Well, dammit, doing that planet tutorial gave me the Space Engineers bug again. Speaking of bugs, it's still hella buggy. Alpha as fuuuuck. But, anyway, Here's what I did.
I started a new Star System map in survival, and landed my atmospheric lander close to, but not right on, a lake. Turns out that's about 1km away, but whatever. I started tearing down the lander and building the base, and simultaneously scouting the area.
It's another new day on Planet GasBandit.
After a couple days of scrabbling, my base is nearing completion.
I use some basic rovers to get around, mostly. Also I use them to "ferry" power out of the batteries of the lander and into the batteries of the base. Breaking down the batteries no longer gives you the power cells back, to add insult to injury. And at the beginning, especially, power is hard to come by, so you scrape for every KWh.
The rovers are a simple but versatile design. I primarily use them for transportation at this point, and since a connector can hold about 30kliters on its own, I haven't needed to install cargo bays yet. So right now there's an added solar panel flat on the back, but as I need more cargo space and less solar power, I can swap that out for medium cargo bays pretty easy. They're outfitted with antennas and downward facing ore detectors, so I can drive them around looking for ore deposits.
I tried messing with Programmable Block scripts to get the solar panel array to continually realign itself to the sun as it traverses the sky, but it only ever "kinda" worked at best. Finally I just lined it up myself one day at dawn and then started the horizontal rotor going at 0.0083 RPM, or 1 revolution every 2 hours. The day on this map is 2 hours long, so it more or less keeps it lined up... I still have to fine tune it every other morning or so.
At this particular time, I'm going to go make a run for some iron. I found an iron deposit about 2 km away. I limited the speed on my rovers to 120kph, any faster than that and I have found you risk glitching out and falling through the world into oblivion.
I had to build some leveled parking at the minehead since it is on a slope so that the rover won't roll away while I mine. There's no parking brake.
I drilled a tunnel diagonally down to the ore so I don't have to use my jetpack to get in and out of the mine.
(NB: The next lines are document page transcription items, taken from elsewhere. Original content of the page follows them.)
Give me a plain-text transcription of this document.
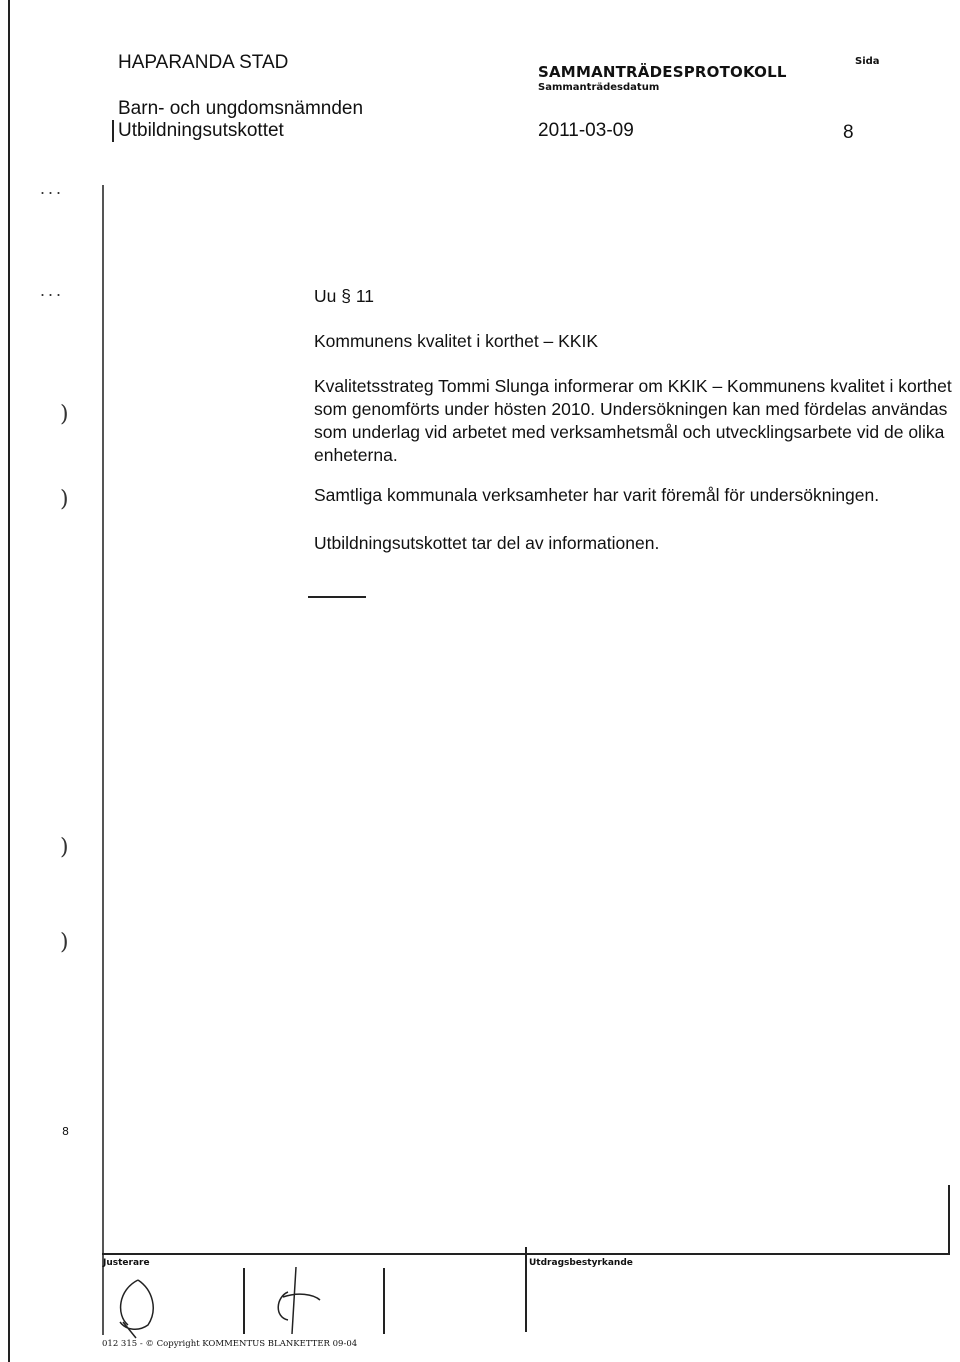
HAPARANDA STAD
Barn- och ungdomsnämnden
Utbildningsutskottet
SAMMANTRÄDESPROTOKOLL
Sammanträdesdatum
2011-03-09
Sida
8
...
...
)
)
)
)
8
Uu § 11
Kommunens kvalitet i korthet – KKIK
Kvalitetsstrateg Tommi Slunga informerar om KKIK – Kommunens kvalitet i korthet som genomförts under hösten 2010. Undersökningen kan med fördelas användas som underlag vid arbetet med verksamhetsmål och utvecklingsarbete vid de olika enheterna.
Samtliga kommunala verksamheter har varit föremål för undersökningen.
Utbildningsutskottet tar del av informationen.
Justerare	Utdragsbestyrkande
012 315 - © Copyright KOMMENTUS BLANKETTER 09-04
Jetpacks require hydrogen fuel now, and while you can refuel them from a carried hydrogen bottle roughly 10 times, you have to shut off the jetpack to refuel it.
At the bottom of the mineshaft.
Generally I go mining at night. You can still build and stuff during the day, but it's just easier to see things during the day. But in any case, by the next morning, I've got the primary base structure enclosed and everything torn down in the lander except for the last 3 batteries, which I'm still discharging.
I've also built a small basic atmospheric craft which carries an ore detector, which I call the Mineral Scout Flyer. You might notice every cockpit on my rovers and on the MSF has a vent on the nose set to depressurize... if you don't do that (and don't have an oxygen system attached) you will suffocate in the air-tight cockpit.
I've learned the hard way that ore deposits tend to be under patches of "darker" land, where the grass is darker green or the brown grass is darker brown. Knowing that now, it's faster to look for ore from the air than just driving around randomly in a rover. You just fly around looking for dark patches on the ground, then descend over them until you detect the ore and then mark the spot on your GPS. Before I knew about the "dark ground" trick, using the MSF was actually very inefficient. To detect ore, I'd generally have to fly lower than 20m, which means trees are a real menace and thus I had to fly slowly to avoid them. Also, a full battery charge lasts 3 days in a rover... I wouldn't trust the MSF more than 30 minutes in the air. Flying is power-hungry.
I then expanded the vehicle parking bay to accomodate both rovers at once. Make for more convenient recharging/unloading.
I run a script called "Scrolling Inventory and Status Report" in a programmable block to output information to these LCD screens in front of the base's control chair. Makes it easier to tell what's going on at a glance without having to root around in the guts of a control panel.
Damn you, space engineers. Just when I thought I was out, YOU PULLED ME BACK IN.